AMR DEVELOPMENT DRIVEN BY DISEASE MANAGEMENT
Level: Moderate risk: Antibacterial or antiviral treatments are commonly used for treating affected individuals
Antimicrobials are primary control method: (1) No commercial vaccine: "Commercial vaccines for M. hyorhinis are currently not available"; (2) Antimicrobial reliance: "control efforts are primarily focused on the mitigation of clinical disease through antibiotic therapy"; (3) Autogenous vaccines limited: "Autogenous vaccines...have gained popularity...but efficacy evaluations...have not been performed or are not in the public domain."
AVAILABILITY OF EFFECTIVE TREATMENT OPTIONS
Level: Available but with uncertain efficacy: Limited treatments available in US or are only effective in some situations
Multiple antimicrobials effective: (1) Natural resistance: "Due to the lack of a cell wall, M. hyorhinis is naturally resistant to beta-lactams"; (2) Effective drugs: "M. hyorhinis is generally susceptible to macrolides, lincomycin, and tetracyclines."
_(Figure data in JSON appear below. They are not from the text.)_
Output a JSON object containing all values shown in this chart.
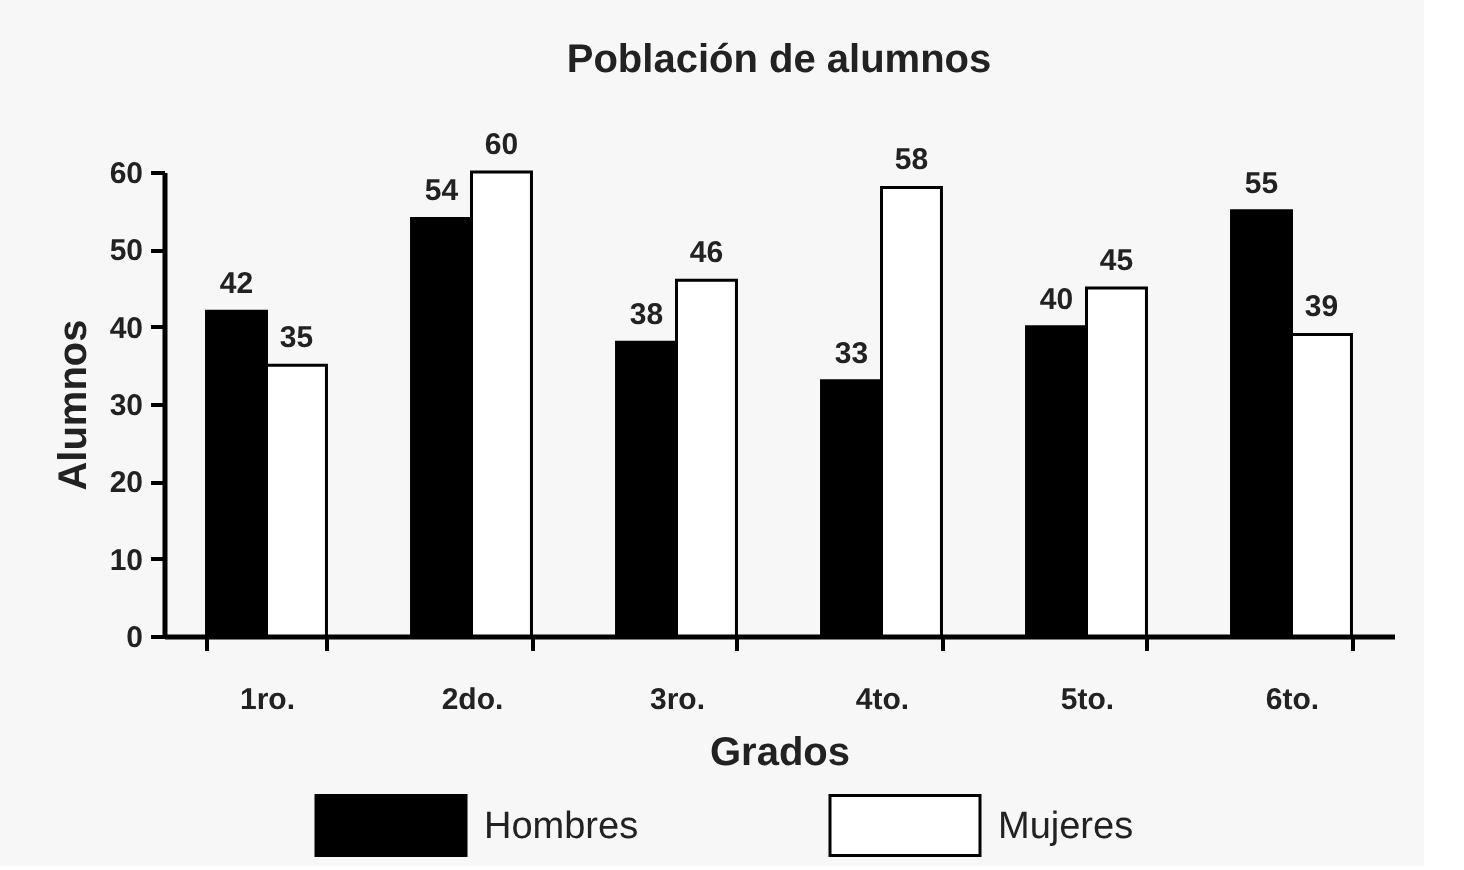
{
  "chart_data": {
    "type": "bar",
    "title": "Población de alumnos",
    "xlabel": "Grados",
    "ylabel": "Alumnos",
    "categories": [
      "1ro.",
      "2do.",
      "3ro.",
      "4to.",
      "5to.",
      "6to."
    ],
    "series": [
      {
        "name": "Hombres",
        "color": "#000000",
        "values": [
          42,
          54,
          38,
          33,
          40,
          55
        ]
      },
      {
        "name": "Mujeres",
        "color": "#ffffff",
        "values": [
          35,
          60,
          46,
          58,
          45,
          39
        ]
      }
    ],
    "ylim": [
      0,
      60
    ],
    "yticks": [
      0,
      10,
      20,
      30,
      40,
      50,
      60
    ],
    "data_labels": true,
    "legend": "bottom",
    "grid": false
  }
}
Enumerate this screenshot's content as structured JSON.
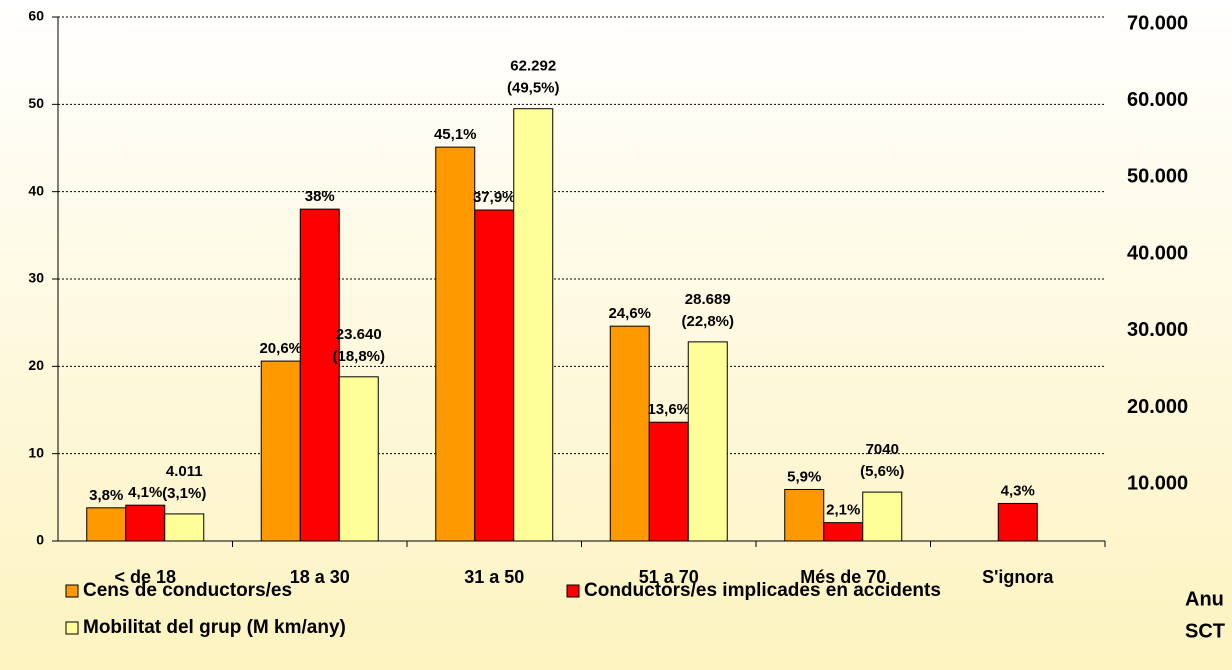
{
  "chart_data": {
    "type": "bar",
    "categories": [
      "< de 18",
      "18 a 30",
      "31 a 50",
      "51 a 70",
      "Més de 70",
      "S'ignora"
    ],
    "series": [
      {
        "name": "Cens de conductors/es",
        "color": "#ff9900",
        "values": [
          3.8,
          20.6,
          45.1,
          24.6,
          5.9,
          null
        ],
        "value_labels": [
          "3,8%",
          "20,6%",
          "45,1%",
          "24,6%",
          "5,9%",
          null
        ]
      },
      {
        "name": "Conductors/es implicades en accidents",
        "color": "#ff0000",
        "values": [
          4.1,
          38,
          37.9,
          13.6,
          2.1,
          4.3
        ],
        "value_labels": [
          "4,1%",
          "38%",
          "37,9%",
          "13,6%",
          "2,1%",
          "4,3%"
        ]
      },
      {
        "name": "Mobilitat del grup (M km/any)",
        "color": "#ffff99",
        "values": [
          3.1,
          18.8,
          49.5,
          22.8,
          5.6,
          null
        ],
        "value_labels": [
          "(3,1%)",
          "(18,8%)",
          "(49,5%)",
          "(22,8%)",
          "(5,6%)",
          null
        ],
        "annotations": [
          "4.011",
          "23.640",
          "62.292",
          "28.689",
          "7040",
          null
        ]
      }
    ],
    "ylim": [
      0,
      60
    ],
    "yticks": [
      0,
      10,
      20,
      30,
      40,
      50,
      60
    ],
    "y2lim": [
      0,
      70000
    ],
    "y2ticks": [
      {
        "value": 10000,
        "label": "10.000"
      },
      {
        "value": 20000,
        "label": "20.000"
      },
      {
        "value": 30000,
        "label": "30.000"
      },
      {
        "value": 40000,
        "label": "40.000"
      },
      {
        "value": 50000,
        "label": "50.000"
      },
      {
        "value": 60000,
        "label": "60.000"
      },
      {
        "value": 70000,
        "label": "70.000"
      }
    ],
    "grid": true,
    "notes": [
      "Anu",
      "SCT"
    ]
  }
}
AVAILABILITY OF EFFECTIVE VACCINES OR BACTERINS
Level: No availability: Effective vaccines not currently available in the US (or have not been developed)
No commercial vaccines: (1) Not available: "Commercial vaccines for M. hyorhinis are currently not available"; (2) Autogenous vaccines unproven: "Autogenous vaccines for M. hyorhinis have gained popularity among certain production systems, but efficacy evaluations of such products have not been performed or are not in the public domain."
FEASIBILITY OF ERADICATING THE DISEASE FROM THE US
Level: Not feasible: Eradication extremely unlikely
Eradication not achievable: (1) Near-universal colonization: "almost 100% detection at the group level has been reported at the end of the nursery period"; (2) Persists after elimination efforts: "The bacterium can be detected in herds even after undergoing elimination efforts, including herd closure and antibiotic treatment"; (3) No published success: "Published reports of the successful elimination of M. hyorhinis from swine herds are not available."